On February 9, 2023, Ganesh received the Maharashtra Gaurav Award for his contributions to social work. The award ceremony was held at the Raj Bhavan in Mumbai, where Ganesh was honored by the former Governor of Maharashtra, Bhagat Singh Koshyari.

== Biography ==
Ganesh Naik was born on 15 September 1950 in the village of Bonkode, located in Navi Mumbai, Maharashtra, India. He comes from a family of farmers and began serving the people of Navi Mumbai at a young age. He has held various positions such as a trade union leader and served on Gram Panchayats. In 1994-95, he was elected as MLA in the state of Maharashtra. During his tenure, he served as the Minister of Environment.
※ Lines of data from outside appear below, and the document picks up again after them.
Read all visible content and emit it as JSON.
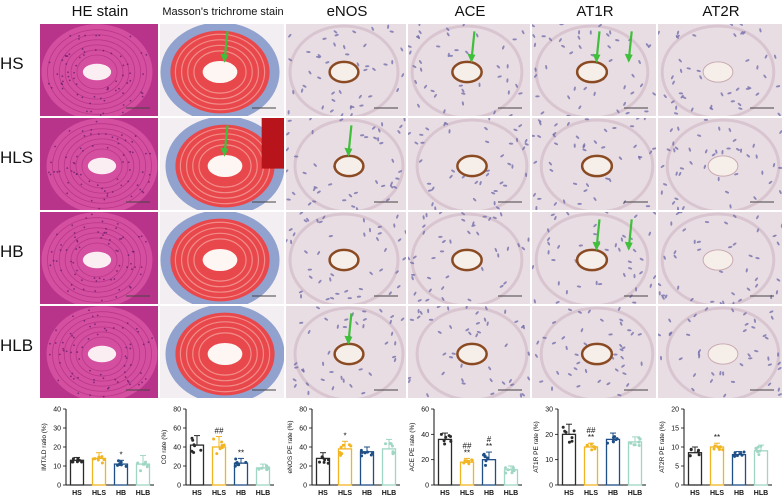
{
  "columns": [
    "HE stain",
    "Masson's trichrome stain",
    "eNOS",
    "ACE",
    "AT1R",
    "AT2R"
  ],
  "rows": [
    "HS",
    "HLS",
    "HB",
    "HLB"
  ],
  "arrows": [
    {
      "row": 0,
      "col": 1
    },
    {
      "row": 0,
      "col": 3
    },
    {
      "row": 0,
      "col": 4
    },
    {
      "row": 0,
      "col": 4,
      "second": true
    },
    {
      "row": 1,
      "col": 1
    },
    {
      "row": 1,
      "col": 2
    },
    {
      "row": 2,
      "col": 4
    },
    {
      "row": 2,
      "col": 4,
      "second": true
    },
    {
      "row": 3,
      "col": 2
    }
  ],
  "colors": {
    "HS": "#2b2b2b",
    "HLS": "#f2b522",
    "HB": "#1e4f86",
    "HLB": "#9fd6c4",
    "arrow": "#3fbf3a",
    "he_bg": "#b8348a",
    "he_ring": "#d54fa0",
    "masson_red": "#e8484c",
    "masson_blue": "#7f94c8",
    "ihc_bg": "#e9dde4",
    "ihc_brown": "#8a4a22"
  },
  "chart_data": [
    {
      "type": "bar",
      "ylabel": "IMT/LD ratio (%)",
      "yticks": [
        0,
        10,
        20,
        30,
        40
      ],
      "ylim": [
        0,
        40
      ],
      "categories": [
        "HS",
        "HLS",
        "HB",
        "HLB"
      ],
      "values": [
        13,
        14,
        11,
        11
      ],
      "errors": [
        1.5,
        3,
        2,
        4.5
      ],
      "annotations": [
        {
          "cat": "HB",
          "lines": [
            "*"
          ]
        }
      ]
    },
    {
      "type": "bar",
      "ylabel": "CO rate (%)",
      "yticks": [
        0,
        20,
        40,
        60,
        80
      ],
      "ylim": [
        0,
        80
      ],
      "categories": [
        "HS",
        "HLS",
        "HB",
        "HLB"
      ],
      "values": [
        42,
        40,
        23,
        18
      ],
      "errors": [
        10,
        11,
        5,
        4
      ],
      "annotations": [
        {
          "cat": "HLS",
          "lines": [
            "##"
          ]
        },
        {
          "cat": "HB",
          "lines": [
            "**"
          ]
        }
      ]
    },
    {
      "type": "bar",
      "ylabel": "eNOS PE rate (%)",
      "yticks": [
        0,
        20,
        40,
        60,
        80
      ],
      "ylim": [
        0,
        80
      ],
      "categories": [
        "HS",
        "HLS",
        "HB",
        "HLB"
      ],
      "values": [
        28,
        38,
        35,
        38
      ],
      "errors": [
        6,
        8,
        5,
        10
      ],
      "annotations": [
        {
          "cat": "HLS",
          "lines": [
            "*"
          ]
        }
      ]
    },
    {
      "type": "bar",
      "ylabel": "ACE PE rate (%)",
      "yticks": [
        0,
        20,
        40,
        60
      ],
      "ylim": [
        0,
        60
      ],
      "categories": [
        "HS",
        "HLS",
        "HB",
        "HLB"
      ],
      "values": [
        36,
        18,
        20,
        12
      ],
      "errors": [
        5,
        3,
        6,
        3
      ],
      "annotations": [
        {
          "cat": "HLS",
          "lines": [
            "##",
            "**"
          ]
        },
        {
          "cat": "HB",
          "lines": [
            "#",
            "**"
          ]
        }
      ]
    },
    {
      "type": "bar",
      "ylabel": "AT1R PE rate (%)",
      "yticks": [
        0,
        10,
        20,
        30
      ],
      "ylim": [
        0,
        30
      ],
      "categories": [
        "HS",
        "HLS",
        "HB",
        "HLB"
      ],
      "values": [
        20,
        15,
        18,
        17
      ],
      "errors": [
        4,
        1.5,
        2.5,
        2
      ],
      "annotations": [
        {
          "cat": "HLS",
          "lines": [
            "##",
            "**"
          ]
        }
      ]
    },
    {
      "type": "bar",
      "ylabel": "AT2R PE rate (%)",
      "yticks": [
        0,
        5,
        10,
        15,
        20
      ],
      "ylim": [
        0,
        20
      ],
      "categories": [
        "HS",
        "HLS",
        "HB",
        "HLB"
      ],
      "values": [
        8.5,
        10,
        8,
        9
      ],
      "errors": [
        1.5,
        1,
        0.8,
        1.5
      ],
      "annotations": [
        {
          "cat": "HLS",
          "lines": [
            "**"
          ]
        }
      ]
    }
  ]
}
He was re-elected as an MLA for two consecutive terms from 2004 to 2009 and 2009 to 2014. Throughout these periods, he held the position of Cabinet Minister for Excise, Environment, and New & Renewable Energies. In 2019, he was elected for a fourth term as an MLA from the Airoli constituency in Navi Mumbai. In the assembly elections conducted in November-2024 he won again with 1.5 Lakh votes leaving other contestants far behind. He is the only MLA from Airoli constituency to continue for 5 terms. He has also sworn in as a cabinet minister under Chief Minister Shri Devendra Fadanavis. He was among the top ten candidates in the election who won with a record margin. Ganesh Naik and his wife, Mandakini Naik, have two sons named Sanjeev Naik and Sandeep Naik.

==Political career==
Ganesh Naik began his career as an MLA in 1990 with Shiv Sena. He joined the Nationalist Congress Party (NCP) in the year 1999 when Sharad Pawar founded the party. He joined the Bharatiya Janata Party in 2019.

=== Bharatiya Janata Party ===
In July 2019, Ganesh Naik, his younger son, Sandeep Naik, and over 50 corporators from the Navi Mumbai Municipal Corporation joined the Bharatiya Janata Party (BJP) in the presence of Chief Minister Devendra Fadnavis and then party's Maharashtra unit chief Chandrakant Patil at Vashi in Navi Mumbai.

=== CIDCO & Navi Mumbai ===
During the March 2023 Maharashtra State Assembly Session, Ganesh raised 245 objections and provided suggestions for Navi Mumbai's 20-year development plan, emphasizing the importance of essential civic facilities and infrastructure in different areas. He also spoke about the shortcomings of initial planning by CIDCO in the 1970s. Ganesh also pointed out that CIDCO is yet to transfer 550 amenities plots to NMMC.

=== MIDC & Navi Mumbai ===
In addition, Ganesh has urged the government to facilitate the transfer of remaining amenity plots from MIDC to NMMC for the provision of amenities in MIDC areas.

=== NMMC & Navi Mumbai ===
Ganesh's party has maintained control over the Navi Mumbai Municipal Corporation (NMMC) since its establishment in 1992. The NMMC has undertaken various municipal projects, such as the construction of the Morbe Dam, digitization of municipal schools, and the establishment of municipal hospitals.

=== Janta Darbars (People’s Court) ===
Ganesh gained recognition as the first minister in Maharashtra to introduce Janata Darbar, a public forum connecting citizens with civic administration to address grievances. He conducted numerous Janata Darbars in both urban and rural areas.